Benghazi 'whistleblowers' intimidated, lawyer
At least four State Department and CIA employees are being intimidated and blocked from cooperating with a congressional investigation into the deadly terror attack on the U.S. diplomatic mission in Benghazi, Libya, last year, according to an attorney for one of the officials.
The officials consider themselves whistleblowers and feel threatened with career damage if they decide to give testimony to Congress, according to Victoria Toensing, an attorney for one of the State Department officials.
The story was first reported by Fox News.
"If you are going to take away somebody's job or living then it's a threat," Toensing said.
She would not go into specifics about potential threats her client might have faced. But she said that "it's done in a more subtle way" where suggestions are made that plum assignments will not be available for those who might testify.
Under federal law, employees identified as "whistleblowers" are protected from repercussions by their employer for giving damaging testimony about a government agency to Congress or an inspector general, an independent investigator within an agency.
Toensing, a former Justice Department official and Republican counsel to the Senate Intelligence Committee, would not name her client or confirm whether they were on the ground the day of the September 11, 2012, attack on the diplomatic facility and CIA annex.
Ambassador Christopher Stevens and three other Americans were killed.
Toensing said her client had relevant information to share with Congress about the attack itself as well as the months leading up to it when requests for more security by Stevens and his staff were largely refused. She also said there was information about the administration's controversial characterization of the attack in the days following.
But Toensing said her client was unable to discuss classified information and key evidence in the case because she (Toensing) didn't have the appropriate security clearance.
"There is a clear obstruction to my client when my client cannot give me all the information because the State Department will not give a process for my being cleared," Toensing said. "What the State Department has to do is clear the lawyer for the information to come out. So even if my client is a witness they will only get half a story."
President Barack Obama on Tuesday said he was unaware of charges that State Department and CIA employees have been intimidated.
"I'm not familiar with this notion that anybody's been blocked from testifying," Obama said in a response to a question at a White House news conference.
In a letter to Secretary of State John Kerry, Rep. Darrell Issa of California complained the State Department needed to establish a process by which attorneys could be provided necessary security clearances to review classified information.
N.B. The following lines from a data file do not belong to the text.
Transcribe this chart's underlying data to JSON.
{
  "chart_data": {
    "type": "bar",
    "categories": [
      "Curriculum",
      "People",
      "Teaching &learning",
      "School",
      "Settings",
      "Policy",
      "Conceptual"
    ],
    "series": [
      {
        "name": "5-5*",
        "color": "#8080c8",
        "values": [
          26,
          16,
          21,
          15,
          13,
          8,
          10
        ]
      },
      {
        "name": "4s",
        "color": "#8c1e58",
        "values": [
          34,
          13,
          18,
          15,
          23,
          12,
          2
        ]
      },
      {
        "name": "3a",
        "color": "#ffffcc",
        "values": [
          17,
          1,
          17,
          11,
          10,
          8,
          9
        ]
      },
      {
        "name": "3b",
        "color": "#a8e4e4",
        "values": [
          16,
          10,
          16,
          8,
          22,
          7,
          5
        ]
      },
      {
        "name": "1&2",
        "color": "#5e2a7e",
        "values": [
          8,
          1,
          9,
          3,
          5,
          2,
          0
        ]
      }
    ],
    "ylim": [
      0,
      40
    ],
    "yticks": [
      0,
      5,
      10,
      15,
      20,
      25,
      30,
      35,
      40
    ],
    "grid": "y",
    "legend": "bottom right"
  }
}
"It is unavoidable that department employees identifying themselves as witnesses in the committee's investigation will apply for a security clearance to allow their personal attorneys to handle sensitive or classified material," the Republican chairman of the House Oversight and Government Reform Committee said.
"The department's unwillingness to make the process for clearing an attorney more transparent appears to be an effort to interfere with the rights of employees to furnish information to Congress," he added.
The State Department said it was unaware of any employees who have requested security clearance for private attorneys in connection with the Benghazi matter, adding that department does in fact have a process in place for gaining such clearances.
"The State Department would never tolerate or sanction retaliation against whistleblowers on any issue, including this one," deputy agency spokesman Patrick Ventrell said.
Toensing said no employees have come forward asking for clearance for their lawyers because they are afraid of reprisals.
"I have to protect my client and I am not going to let my client go to people in the State Department and expose himself or herself without my being able to be with that person and if I am not cleared, I can't be with that person," she said. "So it's a chicken and egg thing."
When asked about the issue, Kerry told reporters, "there's been an enormous amount of misinformation out there."
Kerry vowed to cooperate with Congress, but added, "We have to demythologize this issue, and certainly depoliticize it."
The Obama administration continues to face criticism from Republicans over security lapses in Benghazi leading up to the attack. Its early account that it was the result of a spontaneous protest turned out to be wrong.
On Tuesday, Republican Sens. Lindsey Graham of South Carolina and John McCain of Arizona reiterated their call for the Senate to establish a special committee to investigate the administration's handling of the attack.
"Revelations about witnesses being afraid to testify and military assets that could have been deployed in a timely fashion justify appointing a joint select committee," they said in a statement.
Earlier this month, Kerry suggested lawmakers were harping on the administration's response and that it was time to move on.
"Let's get this done with, folks," Kerry told the House Foreign Affairs Committee in his first appearance before Congress since taking office. "I do not want to spend the next year coming up here talking about Benghazi."
Kerry maintained the administration has been more than forthcoming with Congress over Benghazi. Administration officials involved in the matter have testified eight times before Congress, briefed congressional leaders roughly 20 times and submitted about 25,000 pages of related documents.
"And that should be enough," Ventrell told reporters this week. "Congress has its own prerogatives, but we've had a very thorough, independent investigation, which we completed and [which was] transparent and shared. And there are many folks who are, in a political manner, trying to sort of use this for their own political means, or ends."